Depuis son entrée sur la scène politique en 1994, Silvio Berlusconi a été condamné à six reprises, à un total de dix-huit ans et cinq mois de prison ferme - dont seulement trois sont couverts par une amnistie. Des procès pour corruption, pour fraude fiscale, pour financement illégal d'un parti, et tout dernièrement pour abus de pouvoir et prostitution de mineure. Mais jamais la justice n’a pu le condamner de façon définitive.

Berlusconi dénonce un « verdict violent »

Silvio Berlusconi est affaibli mais ne semble pas prêt à jeter l’éponge. Tout de suite après le jugement, il a publié un communiqué dénonçant un « verdict violent ». L'ancien président du Conseil dit vouloir « résister à la persécution ». Il s’estime « complètement innocent » et accuse la justice italienne de vouloir l'éliminer de la vie politique.

Une telle mise à l’écart serait en effet dangereuse pour celui qu’on surnomme le « Cavaliere ». Ses fonctions publiques et son poids politique ont été, jusqu'à présent, sa meilleure protection. Une interdiction d’exercer toute fonction publique risquerait de le priver de cette bouée de sauvetage et signerait la fin de son rêve de devenir le prochain chef d’Etat.
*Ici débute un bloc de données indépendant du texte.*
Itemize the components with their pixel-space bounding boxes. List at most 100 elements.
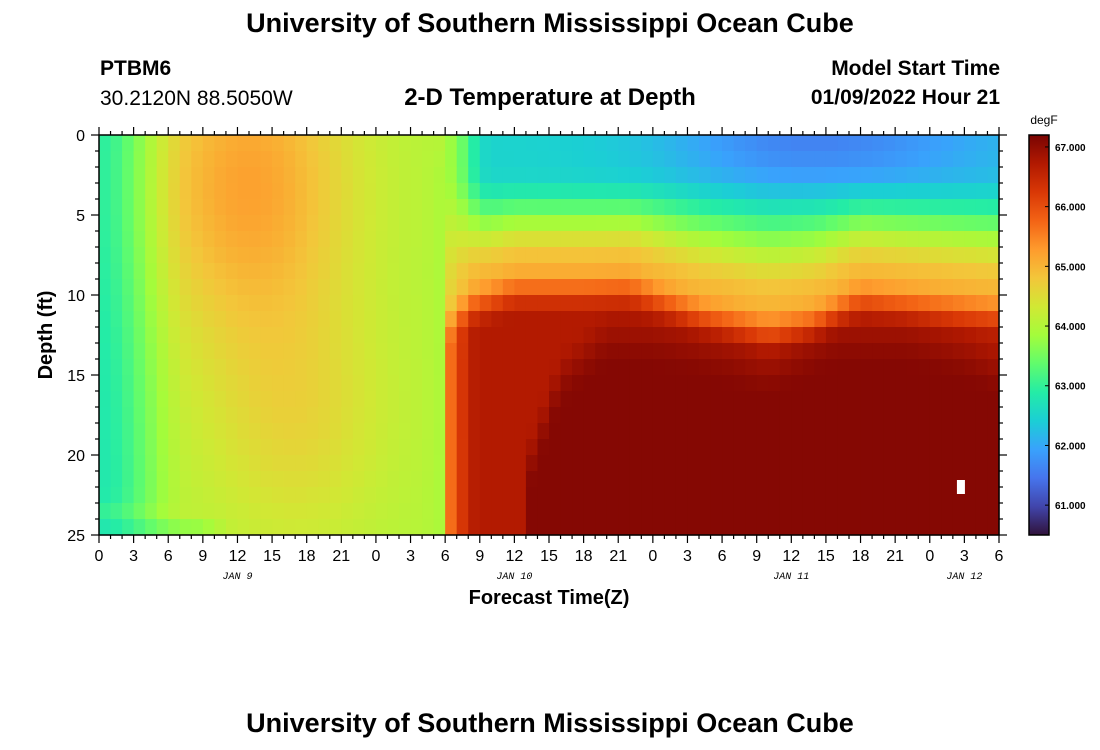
heatmap-cell	[952, 407, 965, 424]
heatmap-cell	[468, 247, 481, 264]
heatmap-cell	[860, 391, 873, 408]
heatmap-cell	[652, 295, 665, 312]
heatmap-cell	[560, 471, 573, 488]
heatmap-cell	[456, 215, 469, 232]
heatmap-cell	[191, 503, 204, 520]
heatmap-cell	[895, 151, 908, 168]
heatmap-cell	[918, 519, 931, 536]
heatmap-cell	[249, 151, 262, 168]
heatmap-cell	[237, 183, 250, 200]
heatmap-cell	[502, 327, 515, 344]
heatmap-cell	[191, 375, 204, 392]
heatmap-cell	[941, 439, 954, 456]
heatmap-cell	[964, 263, 977, 280]
heatmap-cell	[283, 279, 296, 296]
heatmap-cell	[549, 151, 562, 168]
heatmap-cell	[641, 247, 654, 264]
heatmap-cell	[733, 247, 746, 264]
heatmap-cell	[895, 439, 908, 456]
heatmap-cell	[768, 503, 781, 520]
heatmap-cell	[387, 263, 400, 280]
heatmap-cell	[652, 151, 665, 168]
heatmap-cell	[237, 215, 250, 232]
heatmap-cell	[156, 359, 169, 376]
heatmap-cell	[145, 167, 158, 184]
heatmap-cell	[710, 327, 723, 344]
heatmap-cell	[479, 455, 492, 472]
heatmap-cell	[364, 359, 377, 376]
heatmap-cell	[779, 487, 792, 504]
heatmap-cell	[214, 247, 227, 264]
heatmap-cell	[618, 423, 631, 440]
heatmap-cell	[618, 391, 631, 408]
heatmap-cell	[422, 487, 435, 504]
heatmap-cell	[814, 471, 827, 488]
heatmap-cell	[422, 135, 435, 152]
heatmap-cell	[929, 183, 942, 200]
heatmap-cell	[918, 263, 931, 280]
heatmap-cell	[214, 423, 227, 440]
heatmap-cell	[825, 407, 839, 424]
heatmap-cell	[537, 183, 550, 200]
heatmap-cell	[952, 359, 965, 376]
heatmap-cell	[145, 391, 158, 408]
heatmap-cell	[399, 151, 412, 168]
heatmap-cell	[329, 199, 342, 216]
heatmap-cell	[375, 247, 389, 264]
heatmap-cell	[491, 423, 504, 440]
heatmap-cell	[849, 439, 862, 456]
heatmap-cell	[133, 279, 146, 296]
heatmap-cell	[975, 423, 989, 440]
heatmap-cell	[964, 327, 977, 344]
heatmap-cell	[318, 471, 331, 488]
heatmap-cell	[652, 519, 665, 536]
heatmap-cell	[883, 295, 896, 312]
heatmap-cell	[318, 215, 331, 232]
heatmap-cell	[675, 407, 689, 424]
heatmap-cell	[468, 343, 481, 360]
heatmap-cell	[225, 471, 239, 488]
heatmap-cell	[802, 151, 815, 168]
chart-title: 2-D Temperature at Depth	[404, 84, 696, 111]
heatmap-cell	[895, 167, 908, 184]
heatmap-cell	[837, 295, 850, 312]
heatmap-cell	[652, 503, 665, 520]
heatmap-cell	[606, 407, 619, 424]
heatmap-cell	[375, 471, 389, 488]
heatmap-cell	[860, 519, 873, 536]
heatmap-cell	[549, 295, 562, 312]
heatmap-cell	[249, 135, 262, 152]
heatmap-cell	[272, 391, 285, 408]
heatmap-cell	[445, 343, 458, 360]
heatmap-cell	[502, 215, 515, 232]
heatmap-cell	[699, 359, 712, 376]
heatmap-cell	[410, 519, 423, 536]
heatmap-cell	[572, 135, 585, 152]
heatmap-cell	[329, 359, 342, 376]
heatmap-cell	[306, 311, 319, 328]
heatmap-cell	[179, 215, 192, 232]
heatmap-cell	[249, 487, 262, 504]
heatmap-cell	[445, 471, 458, 488]
heatmap-cell	[745, 215, 758, 232]
heatmap-cell	[491, 519, 504, 536]
heatmap-cell	[641, 327, 654, 344]
heatmap-cell	[145, 439, 158, 456]
heatmap-cell	[860, 311, 873, 328]
heatmap-cell	[283, 215, 296, 232]
heatmap-cell	[225, 407, 239, 424]
heatmap-cell	[629, 439, 642, 456]
heatmap-cell	[260, 407, 273, 424]
heatmap-cell	[249, 167, 262, 184]
heatmap-cell	[906, 343, 919, 360]
heatmap-cell	[860, 439, 873, 456]
heatmap-cell	[883, 439, 896, 456]
heatmap-cell	[122, 343, 135, 360]
heatmap-cell	[179, 151, 192, 168]
heatmap-cell	[525, 231, 539, 248]
colorbar: 61.00062.00063.00064.00065.00066.00067.0…	[1028, 134, 1086, 536]
heatmap-cell	[122, 423, 135, 440]
heatmap-cell	[929, 215, 942, 232]
heatmap-cell	[145, 487, 158, 504]
heatmap-cell	[687, 231, 700, 248]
Feuilleton judiciaire à haut risque pour le gouvernement

Mais pour le gouvernement aussi, le feuilleton judiciaire n’est pas sans risques, puisque la coalition gauche-droite d'Enrico Letta ne tient qu'à un fil et le soutien du camp de Silvio Berlusconi lui est indispensable. Les observateurs ont d'ailleurs bien remarqué que l'homme en question n'a, cette fois-ci, pas renouvelé son « soutien loyal » à l'équipe gouvernementale - contrairement à la semaine dernière, lorsque la Cour constitutionnelle a rejeté un important recours dans son procès Mediaset pour fraude fiscale.

Toujours est-il que la droite n'a aucun intérêt immédiat à faire tomber le gouvernement. Premièrement, parce que la gauche pourrait aussitôt nouer une alliance avec les déçus du mouvement contestataire Cinq Etoiles de l'ex-comique Beppe Grillo. Deuxièmement, rien n'indique pour l'instant que la droite gagnerait en cas de nouvelles élections.

Enrico Letta pris en otage par la droite ?

Le président du Conseil Enrico Letta est en quelque sorte pris en otage par son partenaire, le parti Peuple de la liberté. Les partisans de Silvio Berlusconi ont déjà lancé des avertissements. L'une des égéries du camp Berlusconi a annoncé la couleur : « Si Letta continue comme ça », a-t-elle dit, « il va sauter sur des questions économiques ». Dans ce cas, il devrait aller à Bruxelles dire que l'Italie est incapable de tenir sa promesse de baisser le déficit budgétaire.

Mais même si la coalition tient encore, le cas Berlusconi est une véritable « bombe à retardement ». Le prochain chapitre s'ouvrira en automne, lorsque la Cour de cassation se prononcera dans le cas Mediaset. Si la condamnation est confirmée, Silvio Berlusconi sera banni de la vie politique pendant cinq ans. D'ici là, les troupes de Silvio Berlusconi peuvent toujours tenter de faire passer une amnistie générale au Parlement.